A gaping crack on the slopes of Elgeyo escarpment. [Fred Kibor, Standard]

It will now be punishable to live, till, rear livestock or light fire on the Elgeyo escarpment after the county administration enacted a law that proscribes interfering with the fragile environment.

The Elgeyo Marakwet County Sustainable Forestry and Tree Growing Act, 2020 proscribes any form of crop farming, livestock keeping or settlement on the escarpment and any person who violates the provision commits an offence.

An individual contravening the above upon conviction shall be liable to an imprisonment of 12 months, or a fine not exceeding Sh500,000, or community service not exceeding 2,000 man-hours on sustainable forestry and tree growing activities.

The county said the law is meant to stem perennial and deadly landslides on the Elgeyo escarpment that has left more than 200 dead in the past decade displacing thousands of others.
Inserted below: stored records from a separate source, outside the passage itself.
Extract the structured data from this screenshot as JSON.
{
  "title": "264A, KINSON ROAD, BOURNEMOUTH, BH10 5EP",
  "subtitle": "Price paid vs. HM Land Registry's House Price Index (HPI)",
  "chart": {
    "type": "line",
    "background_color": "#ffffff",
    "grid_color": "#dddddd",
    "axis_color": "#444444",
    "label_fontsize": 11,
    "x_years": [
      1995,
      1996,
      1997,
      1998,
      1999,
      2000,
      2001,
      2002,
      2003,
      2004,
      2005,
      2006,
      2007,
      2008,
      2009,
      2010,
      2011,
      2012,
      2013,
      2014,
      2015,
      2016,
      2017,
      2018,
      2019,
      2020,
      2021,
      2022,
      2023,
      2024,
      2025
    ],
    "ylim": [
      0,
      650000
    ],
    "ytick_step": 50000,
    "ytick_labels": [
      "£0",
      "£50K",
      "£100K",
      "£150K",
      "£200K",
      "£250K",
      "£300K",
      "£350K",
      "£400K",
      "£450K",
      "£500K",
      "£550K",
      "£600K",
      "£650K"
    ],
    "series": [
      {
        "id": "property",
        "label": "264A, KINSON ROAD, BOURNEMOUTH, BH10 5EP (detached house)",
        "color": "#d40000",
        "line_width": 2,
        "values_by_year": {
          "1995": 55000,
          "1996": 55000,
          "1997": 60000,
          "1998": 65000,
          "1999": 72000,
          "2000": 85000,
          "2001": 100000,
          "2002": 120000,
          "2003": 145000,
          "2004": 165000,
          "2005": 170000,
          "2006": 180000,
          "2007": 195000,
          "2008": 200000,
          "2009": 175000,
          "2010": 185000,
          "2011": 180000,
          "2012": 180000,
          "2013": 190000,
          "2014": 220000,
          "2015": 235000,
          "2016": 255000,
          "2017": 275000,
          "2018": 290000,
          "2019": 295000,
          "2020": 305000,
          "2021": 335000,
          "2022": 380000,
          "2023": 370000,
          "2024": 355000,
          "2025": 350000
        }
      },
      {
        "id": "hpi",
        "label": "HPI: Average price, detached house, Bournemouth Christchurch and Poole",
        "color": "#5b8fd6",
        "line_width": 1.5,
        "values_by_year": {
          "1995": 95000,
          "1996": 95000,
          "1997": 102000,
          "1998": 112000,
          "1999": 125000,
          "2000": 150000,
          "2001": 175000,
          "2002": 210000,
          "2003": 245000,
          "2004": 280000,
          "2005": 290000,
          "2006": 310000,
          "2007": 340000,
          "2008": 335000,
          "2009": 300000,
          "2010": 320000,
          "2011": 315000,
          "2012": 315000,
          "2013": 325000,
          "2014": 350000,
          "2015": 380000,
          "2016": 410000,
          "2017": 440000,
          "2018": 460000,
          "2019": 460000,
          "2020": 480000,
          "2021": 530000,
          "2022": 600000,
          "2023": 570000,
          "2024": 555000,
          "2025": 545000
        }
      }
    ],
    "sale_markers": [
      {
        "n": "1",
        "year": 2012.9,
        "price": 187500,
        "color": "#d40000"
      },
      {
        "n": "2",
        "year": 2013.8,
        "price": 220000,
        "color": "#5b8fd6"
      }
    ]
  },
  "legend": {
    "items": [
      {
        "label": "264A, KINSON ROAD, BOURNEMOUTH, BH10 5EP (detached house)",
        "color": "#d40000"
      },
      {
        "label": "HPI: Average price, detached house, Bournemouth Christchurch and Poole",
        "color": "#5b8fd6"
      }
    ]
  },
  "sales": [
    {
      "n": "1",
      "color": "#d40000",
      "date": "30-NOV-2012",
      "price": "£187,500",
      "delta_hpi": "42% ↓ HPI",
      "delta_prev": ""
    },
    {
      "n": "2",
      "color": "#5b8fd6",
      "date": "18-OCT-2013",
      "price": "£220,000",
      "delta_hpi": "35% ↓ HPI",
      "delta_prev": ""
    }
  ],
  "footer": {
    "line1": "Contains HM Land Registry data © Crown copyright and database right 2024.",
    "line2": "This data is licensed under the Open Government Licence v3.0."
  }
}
“The mapping and demarcation of all that part of the escarpment area defined as being between the upper and lower Spencer lines. There shall be resettlement of any households, farming or livestock keeping activities, other than beekeeping, within this area,” reads the Act.

‘Spencer Line’ was coined after colonial administrator William Spencer demarcated a boundary on the escarpment beyond which no human activity was allowed during the colonial times.

Encroachments beyond the ‘Spencer Line’ have led to wanton destruction of the delicate ecosystem and catastrophic landslides.

Elgeyo Marakwet records from the county disaster department indicate that more than 50,000 households live on the escarpment, with 4,000 families inhabiting high-risk zones that have fault lines which experience landslides perennially.

But the Act now wants the conversion of that area into a county forest, including mandatory reforestation with indigenous tree species.

Use of fires as tools of cultivation on private and community land has been prohibited.